Exactly, to get costs down to in state UD it will most likely be less selective than UD. My daughter turned down Rutgers (66% acceptance rate) for UD (72% acceptance rate) because she liked it better, she turned down Villanova (20% acceptance rate) because it would’ve cost 3x as much.
Many of us have similar stories.
My daughter is where she wanted to be from day one - but that school is 16th if the 17th she got into - rank wise.
Her program, like many colleges, also has extra enrichment opportunities for those who stand out vs the rest of the student body.
OP will learn in life it’s about him, more than the name. And for grad school - about a gpa and test.
The truth is - if he has UD and ten high reaches - he’s still fine. He just needs a thick skin.
But balancing with a more realistic list would be wise.
Too many families are way over strapping their kids expectation wise.
The ‘where someone belongs’ should matter. A name does nothing for you for the four years you are there. Is Delaware the right size / environment or an urban Penn or rural Dartmouth or suburban and cute town Princeton or near downtown CWRU - I don’t know.
But I’d start there - with learning the type of environment, weather, size, etc and worry about names later.
For me UMD is a hard safety. I got told by my consuler and a lot of different people that I can get into UMD +maybe merit if they offer it. I know people who got into UMD CS with a lot weaker stats than me (3.6 + only 6 APs throughout HS) and nowhere close the ECs that I am doing. For me UMD is a true safety.
That cool. I’ll look into it.
Grad school is much more than gpa and test scores. Many do not even require a test (some might).
Grad school is about experiences, personalized letters of recommendation, research, personal statements etc.
Thanks for the feedback. UD research is always nice. I am going to try my best for test score and hope for the best
You are OOS for UMd and would need significant merit. It is not a safety when you need about $30,000 to attend.
Does your guidance counselor know that you need a tremendous merit award to attend?
The paper is related tho behavioral neuroscience. The topical process is the same for any other journal .I have talked to people who got published into actually journals that have an impact factor and are not only for High schoolers.
Why do you think HS have to do that? My kids schools (one public, one private) don’t have any indication of GPA ranges on profile or anywhere. One of the schools (private) doesn’t even calculate GPA. none of the local PS profiles have this. It only hurts students.
Ohh I understand what you mean now. Yeah thats true. At this point UD looks like the best option.
I did not really look in to LACs right now but I find that might be more of a thign I have too look at. Thanks!
Then plan to apply in the early round because UMD accepts more than 75% of their incoming freshman class in the early round.
Sorry to say, but UMD for CS is definitely not a safety. It’s actually a low reach.
I do not think it is…because affordability for you is not guaranteed.

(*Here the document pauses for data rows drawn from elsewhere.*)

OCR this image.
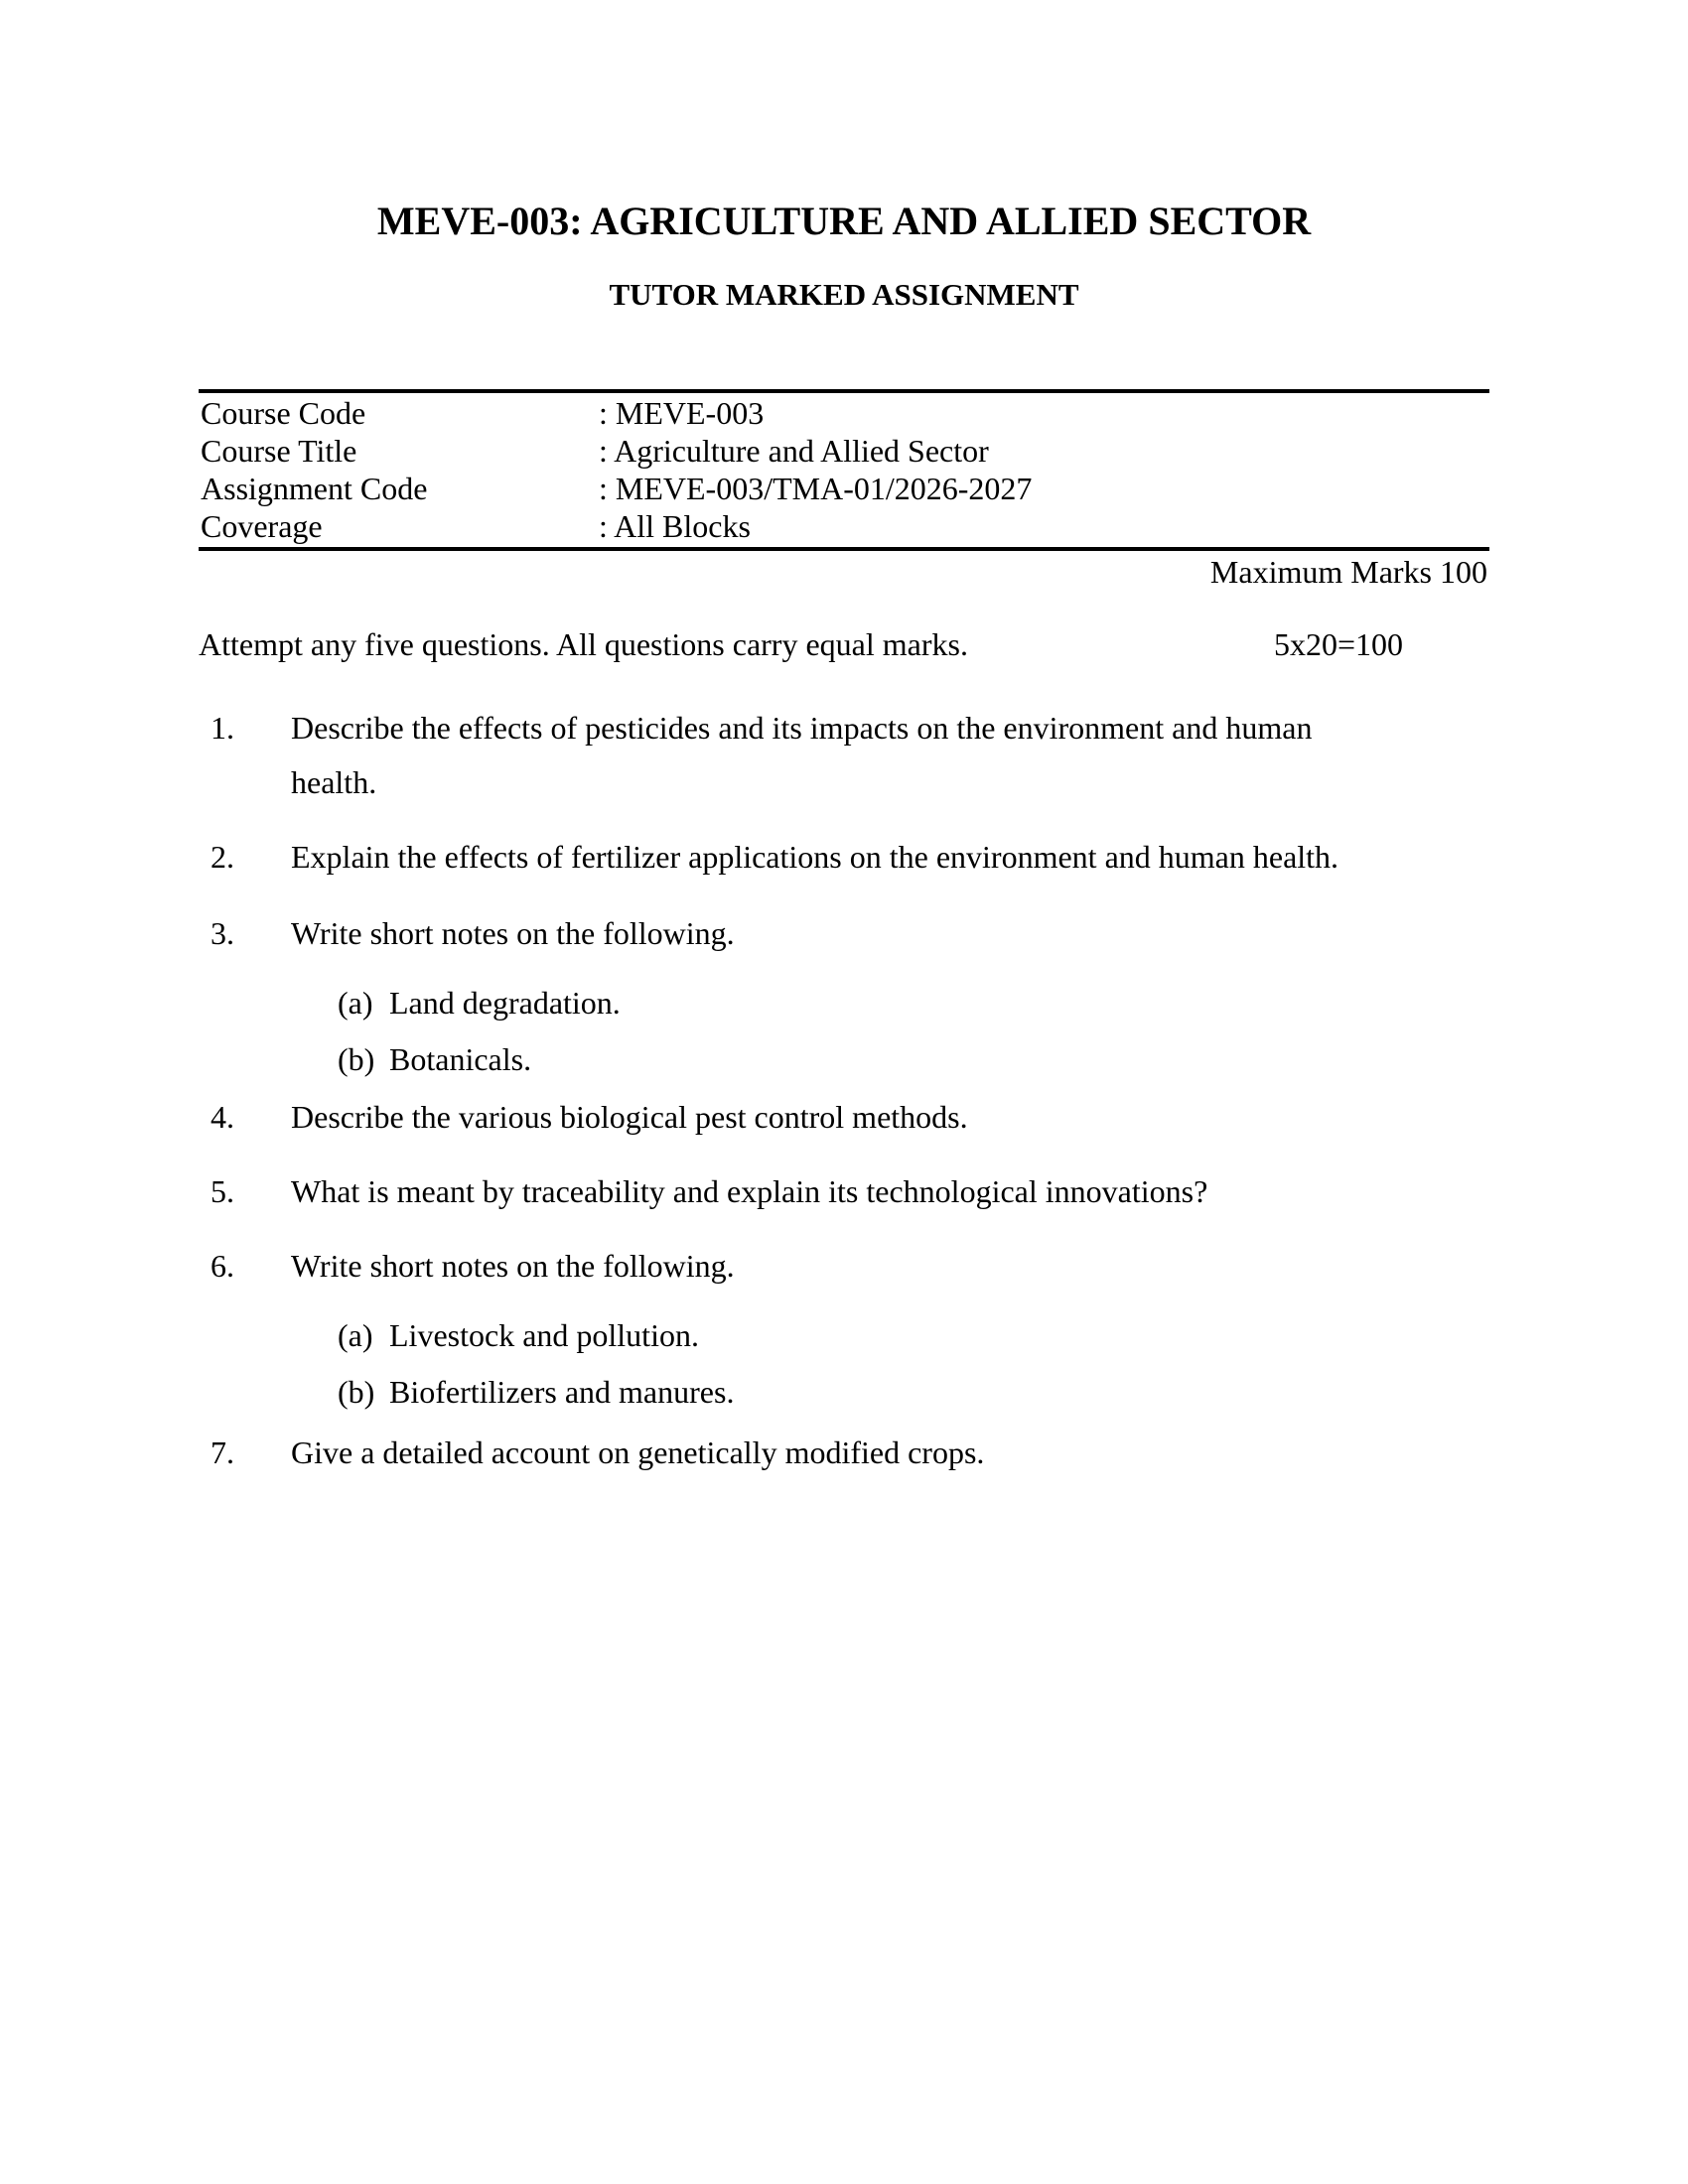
MEVE-003: AGRICULTURE AND ALLIED SECTOR
TUTOR MARKED ASSIGNMENT
Course Code	: MEVE-003
Course Title	: Agriculture and Allied Sector
Assignment Code	: MEVE-003/TMA-01/2026-2027
Coverage	: All Blocks
Maximum Marks 100
Attempt any five questions. All questions carry equal marks.	5x20=100
1.	Describe the effects of pesticides and its impacts on the environment and human
health.
2.	Explain the effects of fertilizer applications on the environment and human health.
3.	Write short notes on the following.
(a) Land degradation.
(b) Botanicals.
4.	Describe the various biological pest control methods.
5.	What is meant by traceability and explain its technological innovations?
6.	Write short notes on the following.
(a) Livestock and pollution.
(b) Biofertilizers and manures.
7.	Give a detailed account on genetically modified crops.
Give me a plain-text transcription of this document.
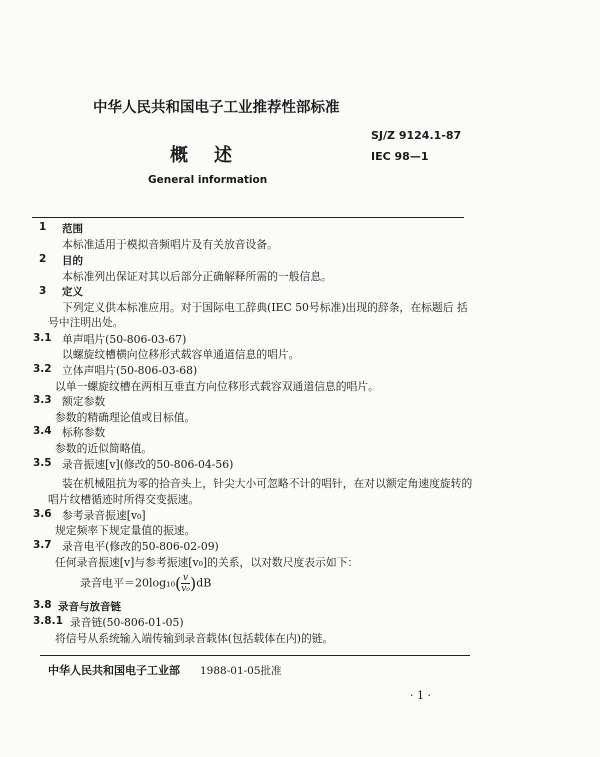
中华人民共和国电子工业推荐性部标准
SJ/Z 9124.1-87
IEC 98—1
概述
General information
1 范围
本标准适用于模拟音频唱片及有关放音设备。
2 目的
本标准列出保证对其以后部分正确解释所需的一般信息。
3 定义
下列定义供本标准应用。对于国际电工辞典(IEC 50号标准)出现的辞条，在标题后 括
号中注明出处。
3.1 单声唱片(50-806-03-67)
以螺旋纹槽横向位移形式载容单通道信息的唱片。
3.2 立体声唱片(50-806-03-68)
以单一螺旋纹槽在两相互垂直方向位移形式载容双通道信息的唱片。
3.3 额定参数
参数的精确理论值或目标值。
3.4 标称参数
参数的近似简略值。
3.5 录音振速[v](修改的50-806-04-56)
装在机械阻抗为零的拾音头上，针尖大小可忽略不计的唱针，在对以额定角速度旋转的
唱片纹槽循迹时所得交变振速。
3.6 参考录音振速[v₀]
规定频率下规定量值的振速。
3.7 录音电平(修改的50-806-02-09)
任何录音振速[v]与参考振速[v₀]的关系，以对数尺度表示如下：
录音电平$=20\log_{10}( \frac{v}{\text{v₀}} )dB$
3.8 录音与放音链
3.8.1 录音链(50-806-01-05)
将信号从系统输入端传输到录音载体(包括载体在内)的链。
中华人民共和国电子工业部 1988-01-05批准
· 1 ·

You are going to have to go down …a lot …in selectivity in order to get costs down to UDel instate.
You are better off attending UDel as your safety and taking advantage of all that it has to offer. That will make you competitive for grad school.
Definitely true.
But college admissions will still look at applicants as part of their HS cohort, with all applicants sorted from highest GPA on down…so it can help an applicant to roughly know where they might stand.
Same thing here. Many admissions offices will calculate a GPA based their institution’s methodology, and then relative GPA in cohort is still present.
My other daughter had a 33 act, 3.9+ uwgpa (1 B freshman year) 7 AP’s, the rest honors, got into UMD OOS and was offered $3000 a year in merit. Business, not CS, CS is a tough admit at UMD. She applied to 20 schools, UMD was one of the least generous.
COA is closer to $55,000.
The OP wrote that his major will be neuroscience or molecular biology, not CS.
The OP indicated earlier he has an interest in genetics (related to addiction) and is considering med school or grad school.
That’s without merit. I cannot see this student receiving $25,000 to a UMd.